From using Last.fm a lot there it becomes apparent that part of the pleasure and stickiness of the site lies in the ‘implicitly controlled’ customisations. In Last.fm these are the automatically logged track and album charts that generate as you play and ‘scrobble’ music into their system (game), and the ‘neighbours’, ‘radio stations’ and ‘recommendations’ the system generates as a result. Through pleasure and stickiness comes an investment from the user in continuing to maintain their (in this case musical) identity on the site.
One of the things I am looking forward to in San Francisco at Museums and the Web this year is hearing how museums are encouraging stickiness and user investment in their proposed and in some cases, already developed, post 2.0 era websites.
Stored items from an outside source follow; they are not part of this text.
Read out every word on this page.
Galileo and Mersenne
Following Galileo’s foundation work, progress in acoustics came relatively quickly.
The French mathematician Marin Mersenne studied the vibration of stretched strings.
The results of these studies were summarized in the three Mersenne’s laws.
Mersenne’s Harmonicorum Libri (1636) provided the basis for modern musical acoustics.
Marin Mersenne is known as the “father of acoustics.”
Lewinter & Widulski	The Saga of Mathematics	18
I expect it isn’t always going to be a ‘build it and they will come’ situation unless museums can get the ‘stickiness’ factor right with their target audiences. This is where I can see great merit in Jim Spadaccini and others work with smaller museums and non-profits, choosing to harness already existing, and already ‘sticky’ social media rather than try to develop their own (competing) ones.
Fundamentally the question is “why does someone spend so much time in a game world customising their avatar?”. And, “how can we get them to do that on our site as well?”